Si la Plateforme est simplement hébergeur du contenu, elle n’engagera sa responsabilité que si elle n’a pas réagi suite à une notification de contenu illicite [7]. Par exemple, si la Marketplace locale n’intervient pas dans la rédaction des contenus, publiés sous la seule responsabilité des commerçants, elle aura la qualité d’hébergeur, liée à une responsabilité limitée.

Si la Plateforme est éditeur du contenu, elle engagera sa responsabilité de plein droit en cas de diffusion d’un contenu illicite [8]. Ce pourra être le cas si la Marketplace locale contrôle les contenus, en ayant un contrôle effectif sur ces derniers.

Ainsi la marketplace peut effectivement être une solution idoine pour (re)dynamiser un territoire.

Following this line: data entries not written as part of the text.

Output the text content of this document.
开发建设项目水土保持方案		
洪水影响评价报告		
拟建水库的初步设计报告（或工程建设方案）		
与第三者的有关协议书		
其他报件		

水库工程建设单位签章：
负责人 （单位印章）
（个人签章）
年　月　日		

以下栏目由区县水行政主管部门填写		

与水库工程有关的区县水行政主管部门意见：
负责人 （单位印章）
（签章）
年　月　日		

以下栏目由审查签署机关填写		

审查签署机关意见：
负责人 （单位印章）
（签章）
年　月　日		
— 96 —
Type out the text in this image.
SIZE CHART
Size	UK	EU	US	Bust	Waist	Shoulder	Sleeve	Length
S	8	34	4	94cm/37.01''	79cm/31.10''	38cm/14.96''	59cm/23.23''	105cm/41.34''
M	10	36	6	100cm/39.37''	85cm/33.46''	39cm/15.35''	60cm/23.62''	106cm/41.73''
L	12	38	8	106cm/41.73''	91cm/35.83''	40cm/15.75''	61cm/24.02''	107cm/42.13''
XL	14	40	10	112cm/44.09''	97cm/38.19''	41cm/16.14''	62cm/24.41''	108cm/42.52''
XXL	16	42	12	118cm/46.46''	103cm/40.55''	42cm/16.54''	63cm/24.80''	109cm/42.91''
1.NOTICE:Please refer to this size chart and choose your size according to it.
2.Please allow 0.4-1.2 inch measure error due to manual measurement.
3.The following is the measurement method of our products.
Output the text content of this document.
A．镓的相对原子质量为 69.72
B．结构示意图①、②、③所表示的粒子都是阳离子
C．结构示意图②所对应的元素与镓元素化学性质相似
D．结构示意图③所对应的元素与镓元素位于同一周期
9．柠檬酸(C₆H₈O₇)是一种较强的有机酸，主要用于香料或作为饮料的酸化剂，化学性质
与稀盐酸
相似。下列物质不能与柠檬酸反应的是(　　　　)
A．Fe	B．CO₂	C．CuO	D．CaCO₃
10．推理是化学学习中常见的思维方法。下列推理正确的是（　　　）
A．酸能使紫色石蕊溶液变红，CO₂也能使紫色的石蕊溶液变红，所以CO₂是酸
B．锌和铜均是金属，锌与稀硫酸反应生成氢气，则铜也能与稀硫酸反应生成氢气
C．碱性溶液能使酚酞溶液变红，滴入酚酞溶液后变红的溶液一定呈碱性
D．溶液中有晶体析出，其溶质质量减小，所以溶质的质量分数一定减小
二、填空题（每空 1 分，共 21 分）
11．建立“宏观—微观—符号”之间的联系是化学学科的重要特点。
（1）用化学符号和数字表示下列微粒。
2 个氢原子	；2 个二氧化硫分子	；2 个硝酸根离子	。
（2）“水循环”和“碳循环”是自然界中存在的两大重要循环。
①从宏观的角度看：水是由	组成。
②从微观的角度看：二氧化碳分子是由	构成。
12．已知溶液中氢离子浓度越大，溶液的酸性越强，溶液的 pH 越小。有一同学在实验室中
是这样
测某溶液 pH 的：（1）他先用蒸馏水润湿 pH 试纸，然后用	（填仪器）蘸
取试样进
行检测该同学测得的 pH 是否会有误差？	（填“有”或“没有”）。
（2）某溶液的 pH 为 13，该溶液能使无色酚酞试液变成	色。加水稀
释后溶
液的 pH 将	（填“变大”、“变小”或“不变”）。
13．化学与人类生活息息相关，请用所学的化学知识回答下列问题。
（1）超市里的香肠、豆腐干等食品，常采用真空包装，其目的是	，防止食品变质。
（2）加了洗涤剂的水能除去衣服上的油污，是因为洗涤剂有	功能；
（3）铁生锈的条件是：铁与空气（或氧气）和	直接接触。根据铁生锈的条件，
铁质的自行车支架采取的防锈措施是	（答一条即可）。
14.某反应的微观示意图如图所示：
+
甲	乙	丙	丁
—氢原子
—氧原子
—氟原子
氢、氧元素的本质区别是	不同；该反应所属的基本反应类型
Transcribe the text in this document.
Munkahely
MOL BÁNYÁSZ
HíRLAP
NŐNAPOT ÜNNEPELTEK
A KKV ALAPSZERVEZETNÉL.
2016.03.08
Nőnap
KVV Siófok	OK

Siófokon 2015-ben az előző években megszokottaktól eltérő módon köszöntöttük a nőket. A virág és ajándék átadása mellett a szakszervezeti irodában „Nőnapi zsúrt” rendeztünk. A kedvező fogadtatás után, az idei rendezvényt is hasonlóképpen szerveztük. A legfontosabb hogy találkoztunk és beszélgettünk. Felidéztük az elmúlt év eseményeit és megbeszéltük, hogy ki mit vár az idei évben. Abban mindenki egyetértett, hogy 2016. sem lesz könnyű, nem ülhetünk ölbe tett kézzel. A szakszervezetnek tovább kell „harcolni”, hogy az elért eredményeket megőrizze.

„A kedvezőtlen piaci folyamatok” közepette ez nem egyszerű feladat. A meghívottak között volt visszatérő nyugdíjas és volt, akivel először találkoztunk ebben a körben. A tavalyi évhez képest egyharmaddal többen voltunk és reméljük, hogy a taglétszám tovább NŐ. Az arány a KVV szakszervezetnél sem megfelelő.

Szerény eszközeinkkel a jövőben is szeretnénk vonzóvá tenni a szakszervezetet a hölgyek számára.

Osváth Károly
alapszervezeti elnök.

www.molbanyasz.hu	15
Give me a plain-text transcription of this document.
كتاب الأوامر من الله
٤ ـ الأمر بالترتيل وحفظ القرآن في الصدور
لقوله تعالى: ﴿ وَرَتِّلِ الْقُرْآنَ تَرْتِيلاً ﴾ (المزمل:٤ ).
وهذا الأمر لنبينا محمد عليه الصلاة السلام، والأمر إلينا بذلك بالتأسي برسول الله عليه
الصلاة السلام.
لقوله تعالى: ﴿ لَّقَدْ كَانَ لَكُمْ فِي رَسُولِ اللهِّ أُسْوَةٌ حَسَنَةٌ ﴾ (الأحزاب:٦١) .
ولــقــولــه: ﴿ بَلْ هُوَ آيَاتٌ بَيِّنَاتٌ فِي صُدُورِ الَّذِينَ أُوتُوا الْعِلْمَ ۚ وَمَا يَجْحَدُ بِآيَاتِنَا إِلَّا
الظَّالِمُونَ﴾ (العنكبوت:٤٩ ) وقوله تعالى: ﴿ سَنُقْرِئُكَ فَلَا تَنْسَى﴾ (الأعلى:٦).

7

La Collectivité publique a ainsi naturellement vocation à devenir opérateur d’une plateforme en ligne dans la mesure où, traditionnellement, un de ses rôles est de créer du lien dans le tissu social et économique.

La Collectivité devra néanmoins porter une attention particulière au cadre juridique applicable pour concilier ses objectifs économiques, sociaux et bien sûr politiques.

Gerard HAAS Docteur en droit Avocat associé fondateur du Cabinet HAAS Avocats Paul BENELLI Avocat collaborateur au sein du Cabinet HAAS Avocats

[1Loi nº 2016-1321 du 7 octobre 2016 pour une République numérique.

[2CE, 3 mars 2010, Département de la Corrèze.

[3CE, 18 mai 2005, Territoire de la Polynésie française.

[4CE, 27 juin 1936, Bourrageas, puis CE, 26 octobre 2011, Association pour la promotion de l’image et autres.

[5Règlement (UE) 2019/1150 du 20 juin 2019 promouvant l’équité et la transparence pour les entreprises utilisatrices de services d’intermédiation en ligne.

[6CA de Paris, 25 mai 2012 : eBay répond au statut de courtier en ligne.

[7TGI de Paris, 28 juin 2019, Jansport Apparel c/ Cdiscount.

[8TJ de Paris, 5 juin 2020, Airbnb.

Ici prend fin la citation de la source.